Actually it dawned on me during the Olympics when most athletes were considered "old" or "nearing sporting retirement" as they reached their late twenties, that I am not necessarily classified as a "young person" any more (what?!?!)  So perhaps it is people of my generation (people in their early thirties, before you ask, who are too old to be considered for Rio in 2016..sigh..) who were in dire need of this "inspiration".  I confess I've been jaded by life a little of late.
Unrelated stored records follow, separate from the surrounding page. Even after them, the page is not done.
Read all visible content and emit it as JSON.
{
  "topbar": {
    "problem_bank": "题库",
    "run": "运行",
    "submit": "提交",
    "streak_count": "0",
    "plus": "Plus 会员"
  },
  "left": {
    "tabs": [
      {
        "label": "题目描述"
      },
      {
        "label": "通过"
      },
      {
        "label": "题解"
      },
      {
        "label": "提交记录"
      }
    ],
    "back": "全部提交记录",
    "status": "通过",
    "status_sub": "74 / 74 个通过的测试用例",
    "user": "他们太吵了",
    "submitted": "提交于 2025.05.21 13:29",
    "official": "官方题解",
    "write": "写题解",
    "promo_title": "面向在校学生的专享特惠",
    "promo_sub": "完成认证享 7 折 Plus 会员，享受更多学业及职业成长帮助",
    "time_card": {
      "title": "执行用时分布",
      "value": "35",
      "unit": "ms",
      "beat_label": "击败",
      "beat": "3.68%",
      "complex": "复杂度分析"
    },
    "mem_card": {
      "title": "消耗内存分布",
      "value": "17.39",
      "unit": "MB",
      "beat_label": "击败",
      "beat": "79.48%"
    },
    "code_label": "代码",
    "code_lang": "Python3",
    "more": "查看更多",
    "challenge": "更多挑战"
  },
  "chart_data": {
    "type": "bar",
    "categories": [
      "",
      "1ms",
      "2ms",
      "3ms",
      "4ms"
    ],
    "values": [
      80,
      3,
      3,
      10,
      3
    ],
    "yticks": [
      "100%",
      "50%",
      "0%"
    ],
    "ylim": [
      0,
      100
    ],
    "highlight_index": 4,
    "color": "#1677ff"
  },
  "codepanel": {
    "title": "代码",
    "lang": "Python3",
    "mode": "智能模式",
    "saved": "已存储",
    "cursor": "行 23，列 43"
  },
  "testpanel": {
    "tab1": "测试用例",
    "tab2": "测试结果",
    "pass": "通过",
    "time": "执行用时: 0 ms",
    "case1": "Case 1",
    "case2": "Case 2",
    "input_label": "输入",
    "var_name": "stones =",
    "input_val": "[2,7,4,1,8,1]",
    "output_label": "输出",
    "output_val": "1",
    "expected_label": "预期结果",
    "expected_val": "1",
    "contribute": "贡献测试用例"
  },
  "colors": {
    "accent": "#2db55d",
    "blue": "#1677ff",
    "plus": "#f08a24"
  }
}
I've seen parents struggle to make ends meet, trying to pay the mortgage and feed their family while food costs rise and fuel prices shoot through the roof.  Meanwhile the banks rig libor to increase their profits and when they're caught the bosses, who are already earning considerably more that your average Joe, get a nice little sum to depart from the company.  You bad boy.  Here's your reward for allowing dishonesty, now go away and don't do it again.  I'm sorry, but is it any wonder that young people feel ever so slightly frustrated by this and take to the streets to show their disillusionment?  Not that I condone the violence and the vandalism of 2011, but when Dr Daniels writes that Britain's young have a "sense of entitlement" and were unwilling to change their ways for anyone else (Smith/Moran, DM 10/8/11) I feel the urge to raise my hand and say, with all due respect, they haven't had the best example shown to them by the leaders of finance and, dare I say it, the government (expenses scandal, etc, etc)
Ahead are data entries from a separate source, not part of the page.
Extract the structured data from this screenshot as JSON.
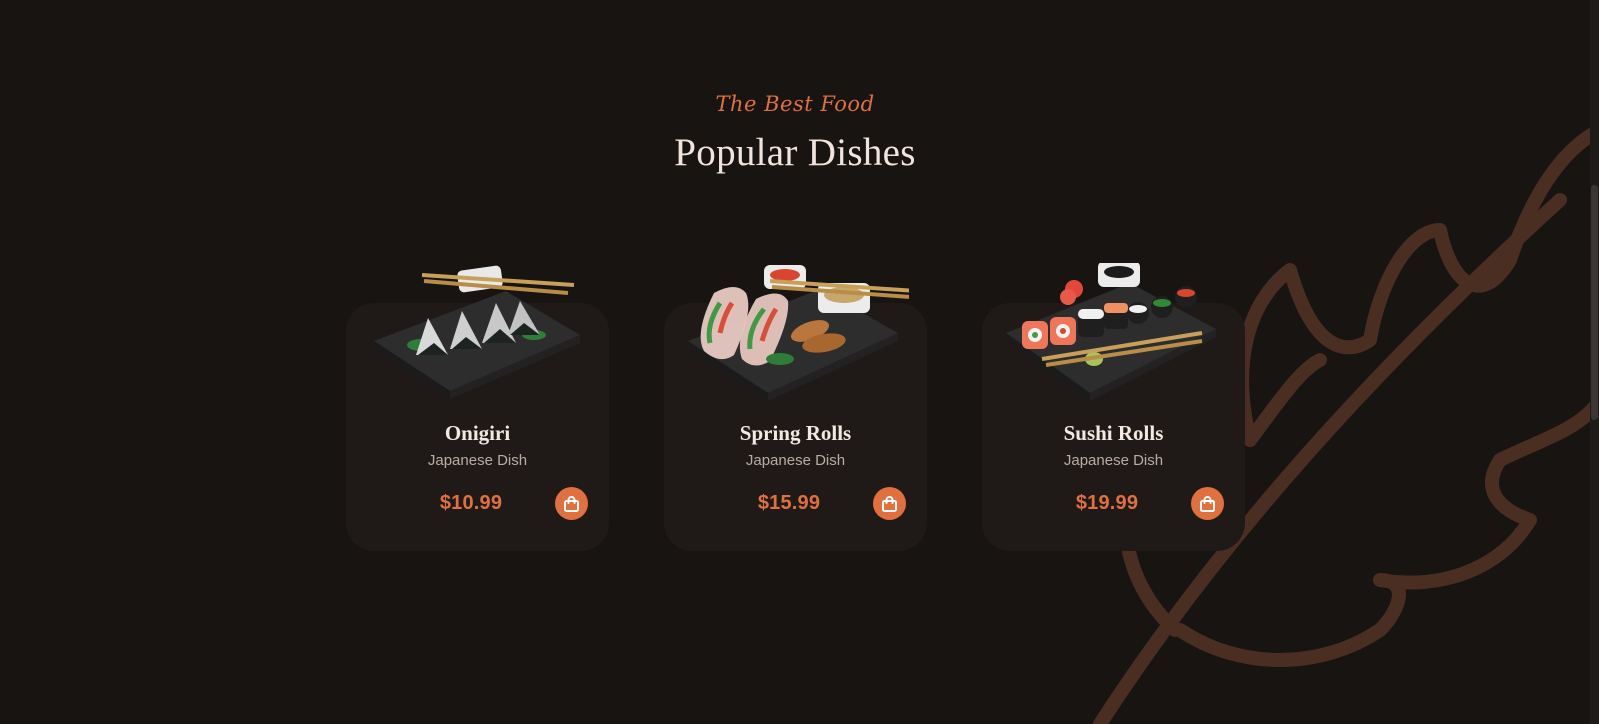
{
  "section": {
    "subtitle": "The Best Food",
    "title": "Popular Dishes"
  },
  "dishes": [
    {
      "name": "Onigiri",
      "type": "Japanese Dish",
      "price": "$10.99",
      "image_icon": "onigiri-plate-image"
    },
    {
      "name": "Spring Rolls",
      "type": "Japanese Dish",
      "price": "$15.99",
      "image_icon": "spring-rolls-plate-image"
    },
    {
      "name": "Sushi Rolls",
      "type": "Japanese Dish",
      "price": "$19.99",
      "image_icon": "sushi-rolls-plate-image"
    }
  ],
  "colors": {
    "background": "#181412",
    "card": "#1f1a18",
    "accent": "#e0703e",
    "title": "#f0e4dc",
    "muted": "#b8aca5",
    "leaf": "#4a2e22"
  },
  "icons": {
    "cart": "shopping-bag-icon",
    "decoration": "leaf-outline-icon"
  }
}
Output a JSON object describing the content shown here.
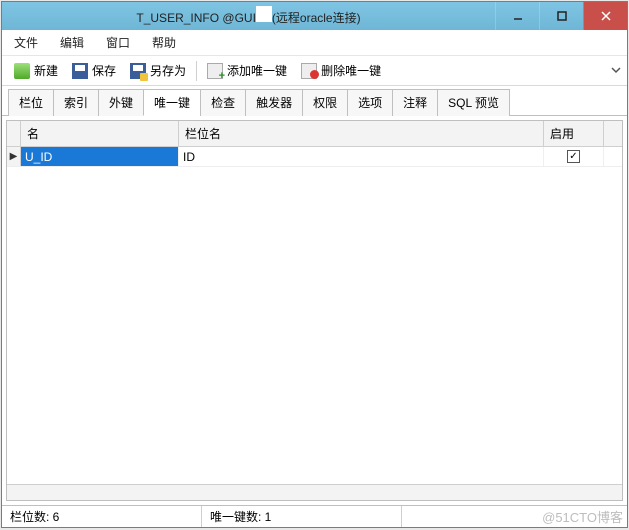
{
  "title_prefix": "T_USER_INFO @GUI",
  "title_suffix": "(远程oracle连接)",
  "menu": {
    "file": "文件",
    "edit": "编辑",
    "window": "窗口",
    "help": "帮助"
  },
  "toolbar": {
    "new": "新建",
    "save": "保存",
    "saveas": "另存为",
    "addunique": "添加唯一键",
    "delunique": "删除唯一键"
  },
  "tabs": {
    "fields": "栏位",
    "indexes": "索引",
    "fkeys": "外键",
    "uniques": "唯一键",
    "checks": "检查",
    "triggers": "触发器",
    "privs": "权限",
    "options": "选项",
    "comment": "注释",
    "sqlpreview": "SQL 预览"
  },
  "grid": {
    "col_name": "名",
    "col_fieldname": "栏位名",
    "col_enabled": "启用",
    "rows": [
      {
        "name": "U_ID",
        "field": "ID",
        "enabled": true
      }
    ]
  },
  "status": {
    "fieldcount": "栏位数: 6",
    "uniquecount": "唯一键数: 1"
  },
  "watermark": "@51CTO博客"
}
So when I see young people achieving more than they could have imagined either on the sporting stage or in their own daily struggle, I, the old-enough-to-retire-from-professional-sport generation am absolutely inspired.  Beyond that, and this is probably why I do what I do, every week at my youth group, G7Teen, I never ceased to be inspired by the young people.  A couple of Sundays ago we asked them "what do you stand for?"  Each was given a piece of A4 paper and a pen to ponder this on and then some A4 card to write out, like a placard, their thoughts.  Here's a selection of what they stand for:

Gay rights
Being kind to one another
Animal rights

And so on.  They didn't just write these things.  They explained why each means a lot to them. These aren't just what I call "Sunday School answers".  Amid the hormones, the homework, the craziness of life as a teenager, the things they hold on to, stand for, argue and attest to are some of the biggest values in life; some of the things that those of us with some life experience under our belts can sometimes become skeptical about.  So I applaud this generation for reminding me not to give up on the big things.  The youth of today can show us the best way to 'do life': with big dreams, goals, open arms, creativity, steadfast values (that go beyond platitudes) and an unceasing optimism and energy.  And what can we do for them in return?  Make space for them, create a sense of belonging, believe in them, encourage them, create challenges and open doors for them.  Inspire a generation?  They did.  Mine.